Swept coded aperture real-time femtophotography
Nature Communications volume 15, Article number: 1589 (2024 ) Cite this article
Single-shot real-time femtophotography is indispensable for imaging ultrafast dynamics during their times of occurrence. Despite their advantages over conventional multi-shot approaches, existing techniques confront restricted imaging speed or degraded data quality by the deployed optoelectronic devices and face challenges in the application scope and acquisition accuracy. They are also hindered by the limitations in the acquirable information imposed by the sensing models. Here, we overcome these challenges by developing swept coded aperture real-time femtophotography (SCARF). This computational imaging modality enables all-optical ultrafast sweeping of a static coded aperture during the recording of an ultrafast event, bringing full-sequence encoding of up to 156.3 THz to every pixel on a CCD camera. We demonstrate SCARF’s single-shot ultrafast imaging ability at tunable frame rates and spatial scales in both reflection and transmission modes. Using SCARF, we image ultrafast absorption in a semiconductor and ultrafast demagnetization of a metal alloy.

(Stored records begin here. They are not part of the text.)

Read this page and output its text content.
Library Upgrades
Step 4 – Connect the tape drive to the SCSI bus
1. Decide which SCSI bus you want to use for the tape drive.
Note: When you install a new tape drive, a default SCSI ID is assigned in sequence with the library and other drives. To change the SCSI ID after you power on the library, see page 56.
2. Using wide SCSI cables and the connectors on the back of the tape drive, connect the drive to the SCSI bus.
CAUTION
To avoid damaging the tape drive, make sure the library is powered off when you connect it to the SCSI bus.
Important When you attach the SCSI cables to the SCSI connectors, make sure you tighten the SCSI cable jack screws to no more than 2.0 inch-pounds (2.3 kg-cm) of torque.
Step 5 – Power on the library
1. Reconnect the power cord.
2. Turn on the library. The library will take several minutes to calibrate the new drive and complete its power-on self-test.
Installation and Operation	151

Since Abramson’s pioneering light-in-flight recording by holography1, imaging ultrafast events in real time (i.e., in the time duration of the event’s occurrence) has contributed to numerous studies in diverse scientific fields, including nuclear fusion2, photon transport in scattering media3, and radiative decay of molecules4. Because many of these ultrafast phenomena have timespans from femtoseconds to picoseconds, femtophotography—recording two-dimensional (2D) spatial information at trillions of frames per second (Tfps)—is indispensable for clearly resolving their spatiotemporal details5. Currently, femtophotography is mostly realized by using multi-shot approaches6. In data acquisition, each measurement captures a temporal slice by time gating7,8, a spatiotemporal slice using ultrafast devices9,10, or a certain number of time-stamped events using photon-counting cameras11,12. Then, repetitive measurements (with certain auxiliaries, such as temporal or spatial scanning) are performed to construct a movie. However, these methods require the dynamic events under observation to be precisely reproducible, which renders them incapable of studying non-repeatable or difficult-to-reproduce ultrafast phenomena, such as femtosecond laser ablation13, shock-wave interaction with living cells14, and optical chaos15.